OSCE participating states and partners for cooperation

OSCE participating states and partners for cooperation

1954: the Soviet Union proposed a multilateral European security conference. The idea was rejected by the US and its western European allies, which saw it as an attempt to legitimise the post-war Soviet dominated order in eastern Europe.
1973: improved relations during the détente of the early 1970s opened the door to an agreement between the two opposing blocs, which decided to launch a process known as the Conference on Security and Co-operation in Europe (CSCE).
1 August 1975: representatives of 35 countries (NATO and Warsaw Pact members, as well as several neutral states such as Finland, Switzerland and Yugoslavia, signed the Helsinki Final Act, also known as the Helsinki Accords. These latter enshrine 10 principles (the Decalogue), including the inviolability of borders, refraining from the use of force, respect for human rights and fundamental freedoms, and cooperation among states.

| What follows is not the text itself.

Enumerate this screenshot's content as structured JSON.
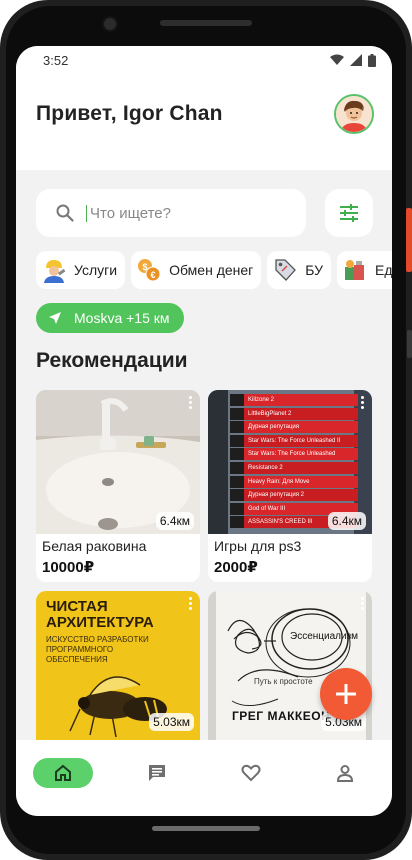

1977-1992: After the adoption of the Helsinki Final Act, the process continued with several follow-up meetings, the last of which was held in Helsinki in 1992.
1990: signed by most parties to the Helsinki Final Act, the Paris Charter expressed optimism about ‘a new era of Democracy, Peace and Unity’ in Europe, based on the principles of the Helsinki Final Act, and an end to Cold War confrontation. By establishing a permanent secretariat and institutions, the charter transformed the CSCE from a diplomatic process into an international organisation.
1994: at the Budapest Summit, OSCE countries agreed to rename the CSCE and to strengthen its institutions. The Budapest Document adopted at the summit reinforced the role of the Chairman-in-Office, the Secretary General, the Secretariat, the High Commissioner on National Minorities and the Office for Democratic Institutions and Human Rights.
January 1995: reflecting this change, the CSCE was renamed the OSCE.